Hi! Anyone riding a Mosaic GT 2-45, and would be kind enough to share the riding experience?


----------



## Lombard (May 8, 2014)

Hi and welcome! Haven't heard of this brand. Did a search:









GT-2 45 | Mosaic Cycles


Our legendary G-Series frameset, now available as a complete bike in two different tire clearance options.




www.mosaiccycles.com





High end and expensive for sure. And here is a review:









Mosaic GT-1 45 review: Plush, custom, titanium gravel goodness


A durable gem of a gravel companion.




www.velonews.com





I learn something new every day!


----------



## rzio1 (Aug 31, 2021)

I have a GT-1, I guess it would be the AllRoad model now and I can say that I will never sell this bike. The level of compliance and smoothness is incredible; I never had a bike like this. I've taken it bikepacking, road riding, and tons of gravel; it keeps asking for more. I can only fit 38s on mine, so 45s will make your bike much more versatile!


----------



## duriel (Oct 10, 2013)

The last picture of the review tells it all. Take a look at the gravel road they're riding it on and print it out if you can, then take the print and get in your car drive 10 miles on the roads you plan on riding. Notice any difference? If you don't you'll be ok, if you do, you'll probably want to get something with a suspension.
They should just quit with the 'gravel bike', and go with 'path bike'. End of rant.


----------



## PeteRaja (12 mo ago)

rzio1 said:


> I have a GT-1, I guess it would be the AllRoad model now and I can say that I will never sell this bike. The level of compliance and smoothness is incredible; I never had a bike like this. I've taken it bikepacking, road riding, and tons of gravel; it keeps asking for more. I can only fit 38s on mine, so 45s will make your bike much more versatile!


Thx! Soundsfantastic!!


----------



## PBL450 (Apr 12, 2014)

rzio1 said:


> I have a GT-1, I guess it would be the AllRoad model now and I can say that I will never sell this bike. The level of compliance and smoothness is incredible; I never had a bike like this. I've taken it bikepacking, road riding, and tons of gravel; it keeps asking for more. I can only fit 38s on mine, so 45s will make your bike much more versatile!


You have 38s on this build but you can feel elements of the frame material?

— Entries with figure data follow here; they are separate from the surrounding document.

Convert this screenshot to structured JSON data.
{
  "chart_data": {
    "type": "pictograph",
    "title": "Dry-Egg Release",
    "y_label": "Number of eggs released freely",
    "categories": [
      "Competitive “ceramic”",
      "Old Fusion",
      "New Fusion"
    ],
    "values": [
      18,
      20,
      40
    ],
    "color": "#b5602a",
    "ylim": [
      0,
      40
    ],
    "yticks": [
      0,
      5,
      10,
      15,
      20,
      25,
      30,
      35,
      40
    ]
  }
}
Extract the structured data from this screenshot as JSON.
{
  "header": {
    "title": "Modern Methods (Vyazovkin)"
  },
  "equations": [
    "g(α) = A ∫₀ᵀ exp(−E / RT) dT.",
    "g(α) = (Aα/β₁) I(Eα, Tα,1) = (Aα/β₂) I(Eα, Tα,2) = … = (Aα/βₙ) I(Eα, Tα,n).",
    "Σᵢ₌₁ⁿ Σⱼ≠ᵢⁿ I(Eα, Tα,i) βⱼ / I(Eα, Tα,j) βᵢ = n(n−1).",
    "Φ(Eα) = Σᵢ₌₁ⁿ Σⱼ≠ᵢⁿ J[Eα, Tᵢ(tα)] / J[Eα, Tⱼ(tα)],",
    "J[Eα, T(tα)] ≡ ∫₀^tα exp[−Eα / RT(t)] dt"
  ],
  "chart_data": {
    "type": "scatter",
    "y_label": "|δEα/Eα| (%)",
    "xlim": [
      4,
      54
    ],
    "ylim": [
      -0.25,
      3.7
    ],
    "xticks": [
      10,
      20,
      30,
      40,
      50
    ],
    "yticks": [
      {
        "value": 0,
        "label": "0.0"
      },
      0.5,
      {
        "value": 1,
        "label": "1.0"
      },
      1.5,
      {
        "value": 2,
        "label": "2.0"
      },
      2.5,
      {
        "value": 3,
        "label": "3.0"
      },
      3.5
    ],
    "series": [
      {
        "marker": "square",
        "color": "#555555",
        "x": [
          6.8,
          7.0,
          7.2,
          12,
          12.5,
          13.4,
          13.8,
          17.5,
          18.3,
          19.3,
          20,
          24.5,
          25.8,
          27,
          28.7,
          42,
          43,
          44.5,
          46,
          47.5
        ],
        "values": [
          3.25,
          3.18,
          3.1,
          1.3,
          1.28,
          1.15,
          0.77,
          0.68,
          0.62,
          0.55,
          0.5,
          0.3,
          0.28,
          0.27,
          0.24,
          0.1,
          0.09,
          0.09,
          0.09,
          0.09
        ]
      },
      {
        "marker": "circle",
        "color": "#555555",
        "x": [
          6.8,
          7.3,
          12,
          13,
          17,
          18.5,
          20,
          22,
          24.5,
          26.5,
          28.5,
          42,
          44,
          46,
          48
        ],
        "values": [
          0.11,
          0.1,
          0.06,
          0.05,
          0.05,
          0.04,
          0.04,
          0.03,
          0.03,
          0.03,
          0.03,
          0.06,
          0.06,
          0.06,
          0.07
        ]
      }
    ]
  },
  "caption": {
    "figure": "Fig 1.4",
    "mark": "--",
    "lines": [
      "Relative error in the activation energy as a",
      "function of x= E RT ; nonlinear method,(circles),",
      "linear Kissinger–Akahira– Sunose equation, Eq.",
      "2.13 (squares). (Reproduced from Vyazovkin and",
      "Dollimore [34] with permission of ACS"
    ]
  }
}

No, you can’t. No one can. Not meaning to be snarky, just injecting a little reality. Using Ti to ride on dirt roads is like using caviar to de-ice your driveway. But all that matters is that you love it. And that matters more than anything else.


----------



## Lombard (May 8, 2014)

PBL450 said:


> You have 38s on this build but you can feel elements of the frame material? No, you can’t. No one can. Not meaning to be snarky, just injecting a little reality. Using Ti to ride on dirt roads is like using caviar to de-ice your driveway. But all that matters is that you love it. And that matters more than anything else.


^^^This.


----------